Reproductive Rights Fight
South Dakota lawmakers set stage for most targeted attack on abortion rights since 1973 Roe v. Wade ruling; and Bush's proposed FY 2007 budget features cuts to women's and family planning programs
By Jordan Smith, Fri., March 3, 2006
South Dakota already has stringent abortion laws indeed, the Sioux Falls Planned Parenthood is the state's sole abortion provider. Not surprisingly, the new law has angered reproductive-choice advocates, who are already gearing up for a court fight. "This ban is an attack on women's fundamental right of privacy and their ability to make the most intimate and personal choice about when and whether to have a child," said Planned Parenthood Staff Attorney Eve Gartner. "South Dakota's ban is the most sweeping abortion ban passed by any state in more than a decade. Planned Parenthood will go to court to ensure women, with their doctors and families, continue to be able to make personal health care decisions not politicians."
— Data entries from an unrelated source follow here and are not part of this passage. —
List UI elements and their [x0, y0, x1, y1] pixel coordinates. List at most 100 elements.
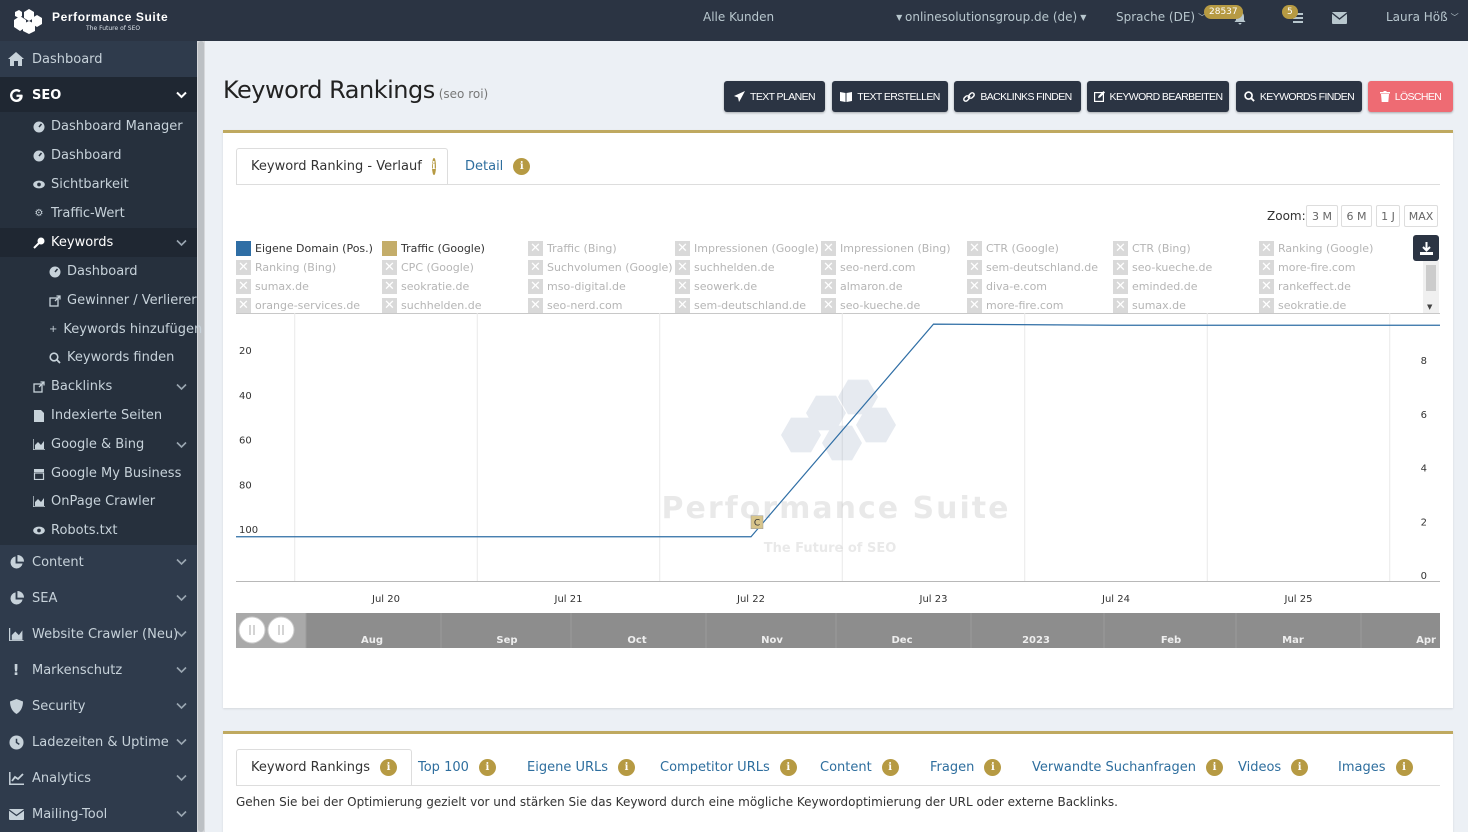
- legend-item[interactable]: ✕ CTR (Bing): [1113, 241, 1191, 256]
- info-icon[interactable]: i: [1395, 759, 1413, 776]
- sidebar-item-content[interactable]: Content: [0, 544, 197, 580]
- sidebar-scrollbar-thumb[interactable]: [198, 41, 204, 832]
- tab-top-100[interactable]: Top 100 i: [404, 749, 510, 786]
- legend-item[interactable]: ✕ sumax.de: [236, 279, 309, 294]
- legend-scroll-down-icon[interactable]: ▼: [1427, 303, 1432, 311]
- language-select[interactable]: Sprache (DE) ﹀: [1116, 10, 1206, 24]
- sidebar-item-backlinks[interactable]: Backlinks: [0, 372, 197, 401]
- legend-item[interactable]: ✕ almaron.de: [821, 279, 902, 294]
- zoom-3m-button[interactable]: 3 M: [1306, 205, 1338, 227]
- legend-item[interactable]: ✕ eminded.de: [1113, 279, 1198, 294]
- sidebar-item-website-crawler[interactable]: Website Crawler (Neu): [0, 616, 197, 652]
- legend-item[interactable]: ✕ seo-kueche.de: [821, 298, 920, 313]
- sidebar-item-indexierte-seiten[interactable]: Indexierte Seiten: [0, 401, 197, 430]
- sidebar-item-google-bing[interactable]: Google & Bing: [0, 430, 197, 459]
- text-erstellen-button[interactable]: TEXT ERSTELLEN: [832, 81, 948, 112]
- legend-item[interactable]: ✕ Impressionen (Google): [675, 241, 819, 256]
- legend-item[interactable]: ✕ rankeffect.de: [1259, 279, 1351, 294]
- sidebar-item-dashboard[interactable]: Dashboard: [0, 41, 197, 77]
- legend-item[interactable]: ✕ mso-digital.de: [528, 279, 626, 294]
- sidebar-item-security[interactable]: Security: [0, 688, 197, 724]
- info-icon[interactable]: i: [881, 759, 899, 776]
- legend-item[interactable]: ✕ more-fire.com: [1259, 260, 1355, 275]
- messages-button[interactable]: [1331, 12, 1348, 27]
- sidebar-item-dashboard-manager[interactable]: Dashboard Manager: [0, 112, 197, 141]
- sidebar-item-markenschutz[interactable]: ! Markenschutz: [0, 652, 197, 688]
- sidebar-item-mailing-tool[interactable]: Mailing-Tool: [0, 796, 197, 832]
- tab-verwandte-suchanfragen[interactable]: Verwandte Suchanfragen i: [1018, 749, 1237, 786]
- info-icon[interactable]: i: [779, 759, 797, 776]
- legend-item[interactable]: ✕ diva-e.com: [967, 279, 1047, 294]
- zoom-max-button[interactable]: MAX: [1404, 205, 1438, 227]
- tab-fragen[interactable]: Fragen i: [916, 749, 1015, 786]
- sidebar-item-gewinner-verlierer[interactable]: Gewinner / Verlierer: [0, 286, 197, 315]
- tab-images[interactable]: Images i: [1324, 749, 1427, 786]
- sidebar-item-analytics[interactable]: Analytics: [0, 760, 197, 796]
- legend-scrollbar[interactable]: ▼: [1423, 261, 1439, 313]
- legend-item[interactable]: ✕ Traffic (Bing): [528, 241, 617, 256]
- navigator-handle[interactable]: [238, 616, 266, 644]
- legend-item[interactable]: ✕ seokratie.de: [1259, 298, 1346, 313]
- legend-item[interactable]: ✕ sem-deutschland.de: [675, 298, 806, 313]
- legend-item[interactable]: ✕ orange-services.de: [236, 298, 360, 313]
- legend-item[interactable]: ✕ seo-nerd.com: [821, 260, 915, 275]
- legend-item[interactable]: ✕ CPC (Google): [382, 260, 474, 275]
- info-icon[interactable]: i: [1291, 759, 1309, 776]
- legend-item[interactable]: ✕ Impressionen (Bing): [821, 241, 951, 256]
- text-planen-button[interactable]: TEXT PLANEN: [724, 81, 825, 112]
- sidebar-item-keywords-dashboard[interactable]: Dashboard: [0, 257, 197, 286]
- sidebar-item-sichtbarkeit[interactable]: Sichtbarkeit: [0, 170, 197, 199]
- zoom-1j-button[interactable]: 1 J: [1376, 205, 1400, 227]
- export-button[interactable]: [1413, 235, 1439, 261]
- navigator-handle[interactable]: [267, 616, 295, 644]
- info-icon[interactable]: i: [478, 759, 496, 776]
- customer-select[interactable]: Alle Kunden ▼: [703, 10, 902, 24]
- info-icon[interactable]: i: [380, 759, 398, 776]
- loeschen-button[interactable]: LÖSCHEN: [1368, 81, 1453, 112]
- sidebar-item-seo-dashboard[interactable]: Dashboard: [0, 141, 197, 170]
- legend-item[interactable]: ✕ seokratie.de: [382, 279, 469, 294]
- brand-logo[interactable]: Performance Suite The Future of SEO: [10, 6, 168, 36]
- legend-item[interactable]: ✕ sem-deutschland.de: [967, 260, 1098, 275]
- legend-item[interactable]: ✕ seowerk.de: [675, 279, 757, 294]
- legend-item[interactable]: ✕ seo-kueche.de: [1113, 260, 1212, 275]
- info-icon[interactable]: i: [431, 158, 436, 175]
- legend-item[interactable]: ✕ seo-nerd.com: [528, 298, 622, 313]
- sidebar-item-seo[interactable]: SEO: [0, 77, 197, 113]
- legend-scrollbar-thumb[interactable]: [1426, 265, 1436, 291]
- sidebar-item-keywords[interactable]: Keywords: [0, 228, 197, 257]
- legend-item[interactable]: Traffic (Google): [382, 241, 485, 256]
- sidebar-item-google-my-business[interactable]: Google My Business: [0, 459, 197, 488]
- sidebar-scrollbar[interactable]: [197, 41, 205, 832]
- tab-eigene-urls[interactable]: Eigene URLs i: [513, 749, 649, 786]
- sidebar-item-ladezeiten[interactable]: Ladezeiten & Uptime: [0, 724, 197, 760]
- sidebar-item-onpage-crawler[interactable]: OnPage Crawler: [0, 487, 197, 516]
- tab-content[interactable]: Content i: [806, 749, 913, 786]
- keywords-finden-button[interactable]: KEYWORDS FINDEN: [1236, 81, 1362, 112]
- keyword-bearbeiten-button[interactable]: KEYWORD BEARBEITEN: [1087, 81, 1229, 112]
- info-icon[interactable]: i: [1206, 759, 1224, 776]
- legend-item[interactable]: ✕ Ranking (Google): [1259, 241, 1373, 256]
- legend-item[interactable]: ✕ suchhelden.de: [675, 260, 775, 275]
- sidebar-item-keywords-hinzufuegen[interactable]: + Keywords hinzufügen: [0, 315, 202, 344]
- tab-videos[interactable]: Videos i: [1224, 749, 1322, 786]
- legend-item[interactable]: ✕ sumax.de: [1113, 298, 1186, 313]
- info-icon[interactable]: i: [984, 759, 1002, 776]
- sidebar-item-keywords-finden[interactable]: Keywords finden: [0, 343, 197, 372]
- info-icon[interactable]: i: [513, 158, 531, 175]
- legend-item[interactable]: Eigene Domain (Pos.): [236, 241, 373, 256]
- legend-item[interactable]: ✕ Ranking (Bing): [236, 260, 336, 275]
- zoom-6m-button[interactable]: 6 M: [1341, 205, 1372, 227]
- sidebar-item-traffic-wert[interactable]: ⚙ Traffic-Wert: [0, 199, 197, 228]
- info-icon[interactable]: i: [618, 759, 636, 776]
- sidebar-item-sea[interactable]: SEA: [0, 580, 197, 616]
- legend-item[interactable]: ✕ Suchvolumen (Google): [528, 260, 673, 275]
- legend-item[interactable]: ✕ more-fire.com: [967, 298, 1063, 313]
- sidebar-item-robots-txt[interactable]: Robots.txt: [0, 516, 197, 545]
- tab-detail[interactable]: Detail i: [451, 148, 544, 185]
- tab-keyword-rankings[interactable]: Keyword Rankings i: [236, 749, 413, 786]
- tab-keyword-ranking-verlauf[interactable]: Keyword Ranking - Verlauf i: [236, 148, 448, 185]
- backlinks-finden-button[interactable]: BACKLINKS FINDEN: [954, 81, 1081, 112]
- legend-item[interactable]: ✕ CTR (Google): [967, 241, 1059, 256]
- domain-select[interactable]: onlinesolutionsgroup.de (de) ▼: [905, 10, 1086, 24]
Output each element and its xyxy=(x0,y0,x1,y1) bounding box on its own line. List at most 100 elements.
Ironically, as challenges to reproductive rights heat up in South Dakota, Texas, and elsewhere (see "The New Texas Family Planning," Jan. 27), President George W. Bush's administration seemingly clueless about the chasm between its anti-abortion stance and its repeated hamstringing of family-planning services floated a $2.77 trillion FY 2007 budget on Feb. 6 that features a host of cuts to both women's and family planning programs. Among the cuts are a $3 million reduction in Title X family-planning funds, which are administered through state grants; a $138 million cut for international family planning programs; a $7 million cut in the Maternal and Child Health Block Grant; and a shift of $250 million in funding for state programs that support "healthy marriages and responsible fatherhood." Cuts to other family assistance programs, like Temporary Assistance for Needy Families (portions of TANF funding have traditionally been allocated to states for reproductive health/family planning services), will now fund a large part of the "healthy marriages and responsible fatherhood" programs.
The budget also proposed severe cuts to child welfare and child support enforcement programs. By contrast, Bush's abstinence education program is slated for a whopping $89.3 million raise in funding.